I now have my circle!…but, my wedges are going in opposite directions. I’m not sure what will happen when the wedges meet above the circle. These wedges are confusing me!
In other news I’ve made some wonderful textile purchases. Bob and I took a day trip with friends while in Dominica, to visit the private lands owned by the Kalinago nation. They are not the original inhabitants of Dominica, but they certainly predate the European settlers. The European explorers named these people the Caribe. Naturally, they prefer the name they call themselves, Kalinago. Bob and I have visited here in past years. I’m intrigued by their lifestyle which makes such good use of plant life for food, remedies, and building materials. They are well known for their baskets, and this is my third time to collect more of their beautiful baskets, which are made from a reed like plant. They condition the reeds in different ways to give color the material. To make black they bury the reeds in a pit where the minerals in the soil darkens the reed. Our friend Bill got this photo of Bob and me trying to decide what to take with us.

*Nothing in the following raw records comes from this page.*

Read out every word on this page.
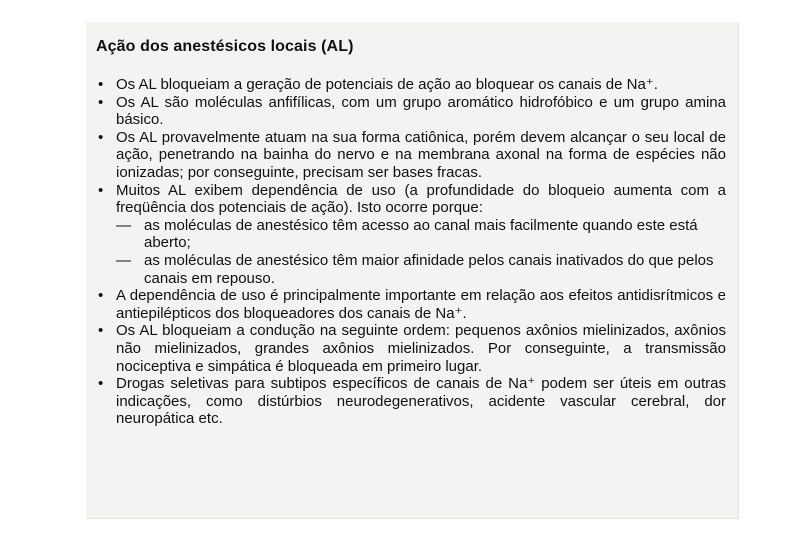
Ação dos anestésicos locais (AL)
• Os AL bloqueiam a geração de potenciais de ação ao bloquear os canais de Na⁺.
• Os AL são moléculas anfifílicas, com um grupo aromático hidrofóbico e um grupo amina básico.
• Os AL provavelmente atuam na sua forma catiônica, porém devem alcançar o seu local de ação, penetrando na bainha do nervo e na membrana axonal na forma de espécies não ionizadas; por conseguinte, precisam ser bases fracas.
• Muitos AL exibem dependência de uso (a profundidade do bloqueio aumenta com a freqüência dos potenciais de ação). Isto ocorre porque:
— as moléculas de anestésico têm acesso ao canal mais facilmente quando este está aberto;
— as moléculas de anestésico têm maior afinidade pelos canais inativados do que pelos canais em repouso.
• A dependência de uso é principalmente importante em relação aos efeitos antidisrítmicos e antiepilépticos dos bloqueadores dos canais de Na⁺.
• Os AL bloqueiam a condução na seguinte ordem: pequenos axônios mielinizados, axônios não mielinizados, grandes axônios mielinizados. Por conseguinte, a transmissão nociceptiva e simpática é bloqueada em primeiro lugar.
• Drogas seletivas para subtipos específicos de canais de Na⁺ podem ser úteis em outras indicações, como distúrbios neurodegenerativos, acidente vascular cerebral, dor neuropática etc.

Here we are sitting in the shade of the beautiful community where the Kalinago live. Oops! Actually, this is another day we spent together in Deshaies, Guadeloupe! We are with Bill and Maureen from Kalunamoo.
And since I’m adding photos from other days, here is one of my favorites with a number of our sailing friends who gathered for dinner that night.
On several visits to Dominica I’ve had my photo taken in front of a vendor’s stall called “Brenda’s Craft Shop.” This year I got meet Brenda! I bought a finely crocheted wrap skirt to give as a present. I can’t show you because it’s to be a surprise for a dear friend.
I tried my hand at an unfinished embroidery project I brought with me this year. On some days I simply could not line up the needle with the place I needed to insert it because of the rolling waves coming into our anchorage. It was daunting, and I often felt I might become crosss-eyed, but now I am happy to report that this project is finished! At home I hope to try my hand at framing an embroidery myself. This embroidery design is from an English company called Melbury Hill. They have some coordinating designs that go with these bluebells, but for now I need to stick to weaving those two tapestries.
As I write this we are on a mooring in the small archipelago of islands at the bottom of Guadeloupe. The main island is called Terre de Haute, and it has a charming village that entices many French visitors who arrive multiple times a day by ferry from Guadeloupe. There are some wonderful shops and many restaurants.
I must be getting tougher, or perhaps just more determined (desperate?) as I age. I am working on days I could never have worked in previous years. It’s good, and bad, in equal measures. I hope I will be taking a home a number of finished items in April.